Though chemoablation has been a major topic of conversation and has even made it into the AUA guidelines, there is on-going innovation in the UTUC space. For example, the Endoluminal Light Activated Treatment of UTUC (ENLIGHTED; NCT04620239) trial is a phase 3, open-label, single-arm, multicenter study of padeliporfin vascular-targeted photodynamic therapy for treatment of low-grade UTUC, which uses a photo-sensitizing drug light delivery system.18 The trial design includes an induction treatment period of 1 to 3 treatments at 4-week intervals until complete response or treatment failure. Those with a complete response undergo a maintenance period of ureteroscopy every 3 months, with additional photodynamic therapy treatment for recurrences. Interim results of the first 17 treated patients were presented at the 2024 American Society of Clinical Oncology Annual Meeting and showed an overall reasonable safety and efficacy profile.18 Specifically, 13 of 17 patients have completed the induction period, and 77% of those patients had a complete response, with the remainder having a partial response. Adverse events included flank pain, hypertension, renal colic, and urinary tract infection, and all resolved within a week. We excitedly await additional results and longer-term follow-up.
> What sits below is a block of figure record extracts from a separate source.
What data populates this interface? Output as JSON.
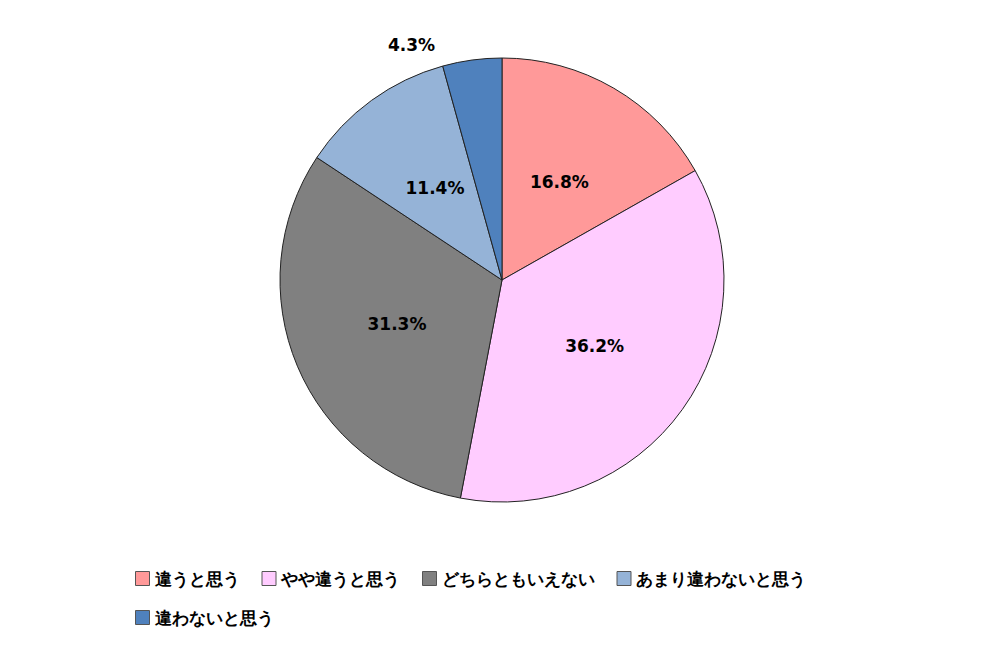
{
  "chart_data": {
    "type": "pie",
    "categories": [
      "違うと思う",
      "やや違うと思う",
      "どちらともいえない",
      "あまり違わないと思う",
      "違わないと思う"
    ],
    "values": [
      16.8,
      36.2,
      31.3,
      11.4,
      4.3
    ],
    "value_labels": [
      "16.8%",
      "36.2%",
      "31.3%",
      "11.4%",
      "4.3%"
    ],
    "colors": [
      "#ff9999",
      "#ffccff",
      "#808080",
      "#95b3d7",
      "#4f81bd"
    ],
    "data_labels": true,
    "legend": "bottom"
  }
}
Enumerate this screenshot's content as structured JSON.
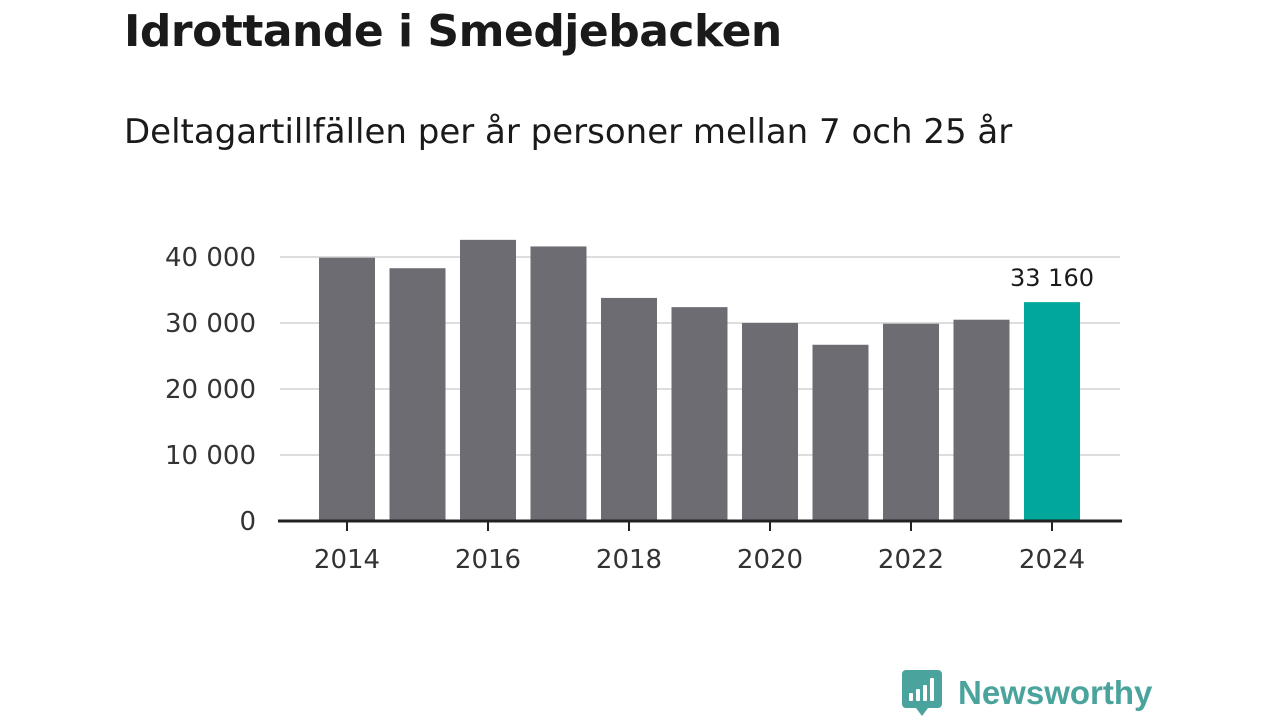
{
  "header": {
    "title": "Idrottande i Smedjebacken",
    "subtitle": "Deltagartillfällen per år personer mellan 7 och 25 år"
  },
  "brand": {
    "name": "Newsworthy",
    "color": "#4aa39c",
    "icon": "newsworthy-logo-icon"
  },
  "chart_data": {
    "type": "bar",
    "title": "Idrottande i Smedjebacken",
    "subtitle": "Deltagartillfällen per år personer mellan 7 och 25 år",
    "xlabel": "",
    "ylabel": "",
    "categories": [
      "2014",
      "2015",
      "2016",
      "2017",
      "2018",
      "2019",
      "2020",
      "2021",
      "2022",
      "2023",
      "2024"
    ],
    "values": [
      39900,
      38300,
      42600,
      41600,
      33800,
      32400,
      30000,
      26700,
      29900,
      30500,
      33160
    ],
    "ylim": [
      0,
      40000
    ],
    "yticks": [
      0,
      10000,
      20000,
      30000,
      40000
    ],
    "ytick_labels": [
      "0",
      "10 000",
      "20 000",
      "30 000",
      "40 000"
    ],
    "xtick_labels": [
      "2014",
      "2016",
      "2018",
      "2020",
      "2022",
      "2024"
    ],
    "highlight_index": 10,
    "highlight_label": "33 160",
    "grid": true,
    "colors": {
      "bar": "#6e6c73",
      "highlight": "#00a79a",
      "grid": "#dddddd",
      "axis": "#222222"
    }
  }
}
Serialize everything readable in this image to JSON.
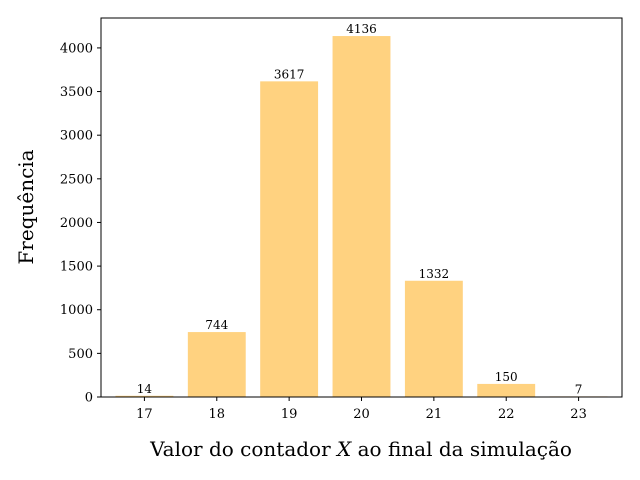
{
  "chart_data": {
    "type": "bar",
    "title": "",
    "xlabel_parts": [
      "Valor do contador ",
      "X",
      " ao final da simulação"
    ],
    "ylabel": "Frequência",
    "categories": [
      "17",
      "18",
      "19",
      "20",
      "21",
      "22",
      "23"
    ],
    "values": [
      14,
      744,
      3617,
      4136,
      1332,
      150,
      7
    ],
    "data_labels": [
      "14",
      "744",
      "3617",
      "4136",
      "1332",
      "150",
      "7"
    ],
    "yticks": [
      0,
      500,
      1000,
      1500,
      2000,
      2500,
      3000,
      3500,
      4000
    ],
    "ytick_labels": [
      "0",
      "500",
      "1000",
      "1500",
      "2000",
      "2500",
      "3000",
      "3500",
      "4000"
    ],
    "ylim": [
      0,
      4342.8
    ],
    "grid": false,
    "legend": "none",
    "colors": {
      "bar": "#ffd280",
      "axes": "#000000"
    }
  }
}
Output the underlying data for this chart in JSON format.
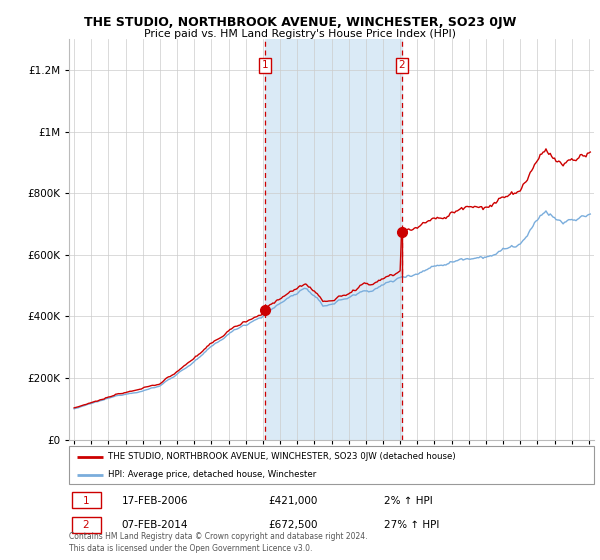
{
  "title": "THE STUDIO, NORTHBROOK AVENUE, WINCHESTER, SO23 0JW",
  "subtitle": "Price paid vs. HM Land Registry's House Price Index (HPI)",
  "legend_line1": "THE STUDIO, NORTHBROOK AVENUE, WINCHESTER, SO23 0JW (detached house)",
  "legend_line2": "HPI: Average price, detached house, Winchester",
  "footnote": "Contains HM Land Registry data © Crown copyright and database right 2024.\nThis data is licensed under the Open Government Licence v3.0.",
  "transaction1_date": "17-FEB-2006",
  "transaction1_price": "£421,000",
  "transaction1_hpi": "2% ↑ HPI",
  "transaction1_year": 2006.125,
  "transaction1_value": 421000,
  "transaction2_date": "07-FEB-2014",
  "transaction2_price": "£672,500",
  "transaction2_hpi": "27% ↑ HPI",
  "transaction2_year": 2014.1,
  "transaction2_value": 672500,
  "hpi_color": "#7aaddc",
  "price_color": "#cc0000",
  "shaded_color": "#daeaf6",
  "vline_color": "#cc0000",
  "background_color": "#ffffff",
  "ylim": [
    0,
    1300000
  ],
  "xlim_start": 1994.7,
  "xlim_end": 2025.3
}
Advances in endoscopic technology and intraluminal drug delivery have begun to change the face of UTUC management from what was once a one-size-fits-all approach to a nuanced, risk-stratified approach based on patient and tumor characteristics. As nephron-sparing approaches have shifted from as-needed attempts at renal salvage to a primary recommendation in the guidelines, we will continue to accumulate data to assess long-term safety and efficacy compared with more radical approaches. On-going innovation will continue to drive UTUC management forward, and with it will come on-going challenges of how to best study a relatively rare disease, balancing the benefits of nephron-sparing methods with the need for rigorous follow-up and oncologic control.